Prion diseases are a group of fatal neurodegenerative diseases caused by misfolding of the normal cellular form of the prion protein or PrP^C, into a disease-associated self-replicating state or PrP^Sc. PrP^C and PrP^Sc are posttranslationally modified with N-linked glycans, in which the terminal positions occupied by sialic acids residues are attached to galactose predominantly via α2-6 linkages. The sialylation status of PrP^Sc is an important determinant of prion disease pathogenesis, as it dictates the rate of prion replication and controls the fate of prions in an organism. The current study tests whether a knockout of ST6Gal1, one of the two mammalian sialyltransferases that catalyze the sialylation of glycans via α2-6 linkages, reduces the sialylation status of PrP^Sc and alters prion disease pathogenesis. We found that a global knockout of ST6Gal1 in mice significantly reduces the α2-6 sialylation of the brain parenchyma, as determined by staining with Sambucus Nigra agglutinin. However, the sialylation of PrP^Sc remained stable and the incubation time to disease increased only modestly in ST6Gal1 knockout mice (ST6Gal1-KO). A lack of significant changes in the PrP^Sc sialylation status and prion pathogenesis is attributed to the redundancy in sialylation and, in particular, the plausible involvement of a second member of the sialyltransferase family that sialylate via α2-6 linkages, ST6Gal2.

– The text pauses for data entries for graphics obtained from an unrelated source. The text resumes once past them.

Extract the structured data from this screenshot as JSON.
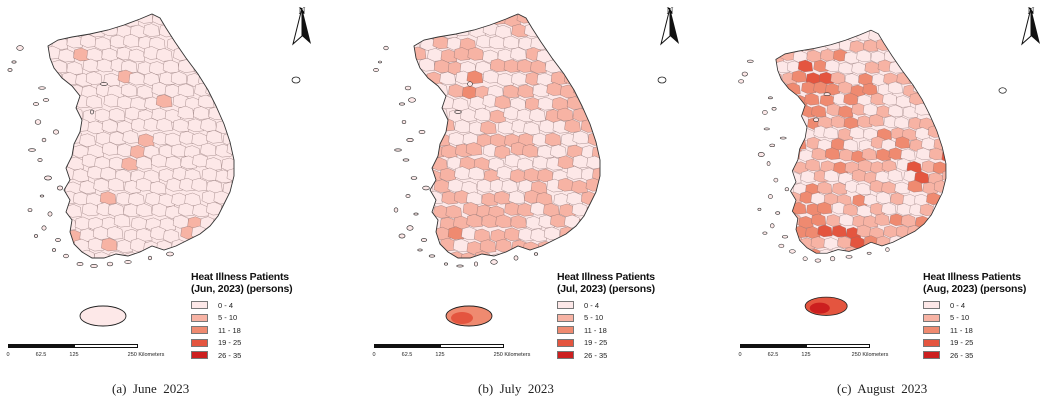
{
  "colors": {
    "class_0_4": "#fde8e8",
    "class_5_10": "#f7b3a4",
    "class_11_18": "#ef8a70",
    "class_19_25": "#e4553f",
    "class_26_35": "#cc1f1f",
    "border": "#333333"
  },
  "north_arrow": {
    "label": "N",
    "icon": "north-arrow-icon"
  },
  "scale_bar": {
    "labels": [
      "0",
      "62.5",
      "125",
      "250 Kilometers"
    ]
  },
  "legend_classes": [
    "0 - 4",
    "5 - 10",
    "11 - 18",
    "19 - 25",
    "26 - 35"
  ],
  "panels": [
    {
      "id": "june",
      "legend_title_line1": "Heat Illness Patients",
      "legend_title_line2": "(Jun, 2023) (persons)",
      "legend_labels": [
        "0 - 4",
        "5 - 10",
        "11 - 18",
        "19 - 25",
        "26 - 35"
      ],
      "caption": "(a)  June  2023",
      "jeju_class": 0
    },
    {
      "id": "july",
      "legend_title_line1": "Heat Illness Patients",
      "legend_title_line2": "(Jul, 2023) (persons)",
      "legend_labels": [
        "0 - 4",
        "5 - 10",
        "11 - 18",
        "19 - 25",
        "26 - 35"
      ],
      "caption": "(b)  July  2023",
      "jeju_class": 2
    },
    {
      "id": "august",
      "legend_title_line1": "Heat Illness Patients",
      "legend_title_line2": "(Aug, 2023) (persons)",
      "legend_labels": [
        "0 - 4",
        "5 - 10",
        "11 - 18",
        "19 - 25",
        "26 - 35"
      ],
      "caption": "(c)  August  2023",
      "jeju_class": 3
    }
  ]
}
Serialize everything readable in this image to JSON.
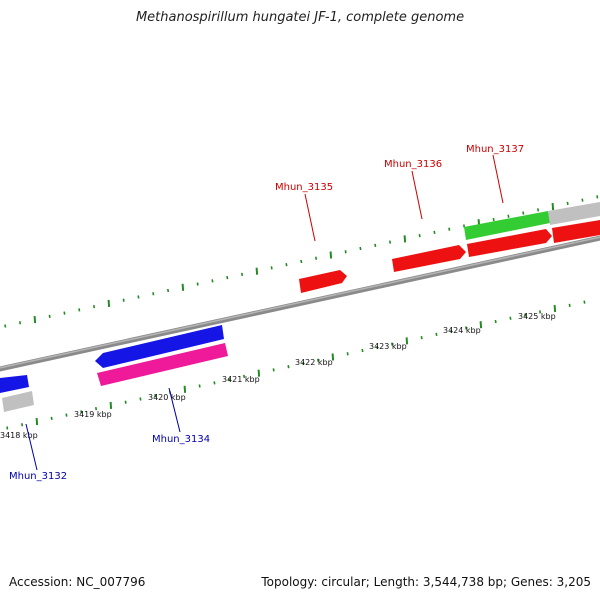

Keywords: N-glycosylation; ST6GAL1; ST6GAL2; mouse; prion; prion diseases; sialic acid; sialyltransferases.

FIGURE 1

The global knockout of ST6Gal1. (A) Western blot of 2% spleen tissues from ST6Gal1-KO (KO) and control C57Bl/6 (WT) mice stained with anti-ST6Gal1 antibody (#AF5924, R&D Systems, Minneapolis, MN). (B) RT-qPCR analysis of ST6Gal1 expression using Bio-Rad primers (qMmuCID0009827) or primers to Exon 2 of the gene in cortex (Ctx), hippocampus (Hp), thalamus (Th) and midbrain (MB) from ST6Gal1-KO (KO) and control C57Bl/6 (WT) mice. Each sample was analyzed in triplicate. The mean and standard deviation are shown. TBP was used as a housekeeping gene. (C) Staining of 22L-infected brains of ST6Gal1-KO (KO) and C57Bl/6 (WT) mice, euthanized at 146 and 145 days post-inoculation (dpi), respectively, using Sambucus Nigra lectin (SNA). Scale bar = 1 mm.

FIGURE 2

A modest impact of ST6Gal1 knockout on the incubation time to disease. (A) Kaplan-Meier survival plot for ST6Gal1-KO and C57Bl/6 (WT) mice inoculated IC with 1% scrapie brain homogenate of the 22L strain. p value was calculated using Mantel-Cox test for comparison of survival curves. (B) Western blot analysis and quantification of PrP^Sc in brain homogenates (BH) and spleen homogenates (SH) of ST6Gal1-KO and C57Bl/6 (WT) mice inoculated with 22L. Samples were treated with PK. Untreated (-PK) samples were used as a reference, and were loaded as a 10-fold dilution. Western blots were stained with the ab3531 antibody. PrP^Sc amount in brains and spleens were compared using unpaired t-tests and presented as individual animals and means (n = 10 WT, n = 7 ST6Gal1-KO, *p < 0.05). (C) The percentage of di-, mono- and unglycosylated brain-derived PrP^Sc from ST6Gal1-KO and C57Bl/6 (WT) mice inoculated with 22L. Data presented as individual animals and means (n = 10 WT and n = 7 ST6Gal1-KO).

FIGURE 3

Histopathological analysis of 22L-infected mouse brains. Vacuolation revealed with hematoxylin-eosin (H&E) staining, deposition of PrP^Sc stained with SAF-84 antibody, and reactive microglia stained for Iba1 in ST6Gal1-KO and C57Bl/6 (WT) mice inoculated IC with 22L and euthanized at 146 and 145 dpi, respectively. Staining of normal C57Bl/6 (WT) euthanized at 212 days of age is shown as references (right panels).

FIGURE 4

Analysis of the sialylation status of PrP^Sc. Representative 2D Western blot of brain-derived PrP^Sc from ST6Gal1-KO and C57Bl/6 (WT) mice euthanized at 146 and 145 dpi, respectively (A), and spleen-derived PrP^Sc from ST6Gal1-KO and C57Bl/6 (WT) mice euthanized at 158 and 154 dpi, respectively (B). Mice were inoculated IC with 1% scrapie brain homogenate of the 22L strain. Middle panels show brain- and spleen-derived PrP^Sc from WT mice desialylated using sialidase Arthrobacter ureafaciens. Prior to 2D blot, brain and spleen materials were treated with 20 μg/mL PK. Anti-PrP antibody ab3531 was used for immunodetection. Arrows point at di-, mono- and non-glycosylated glycoforms.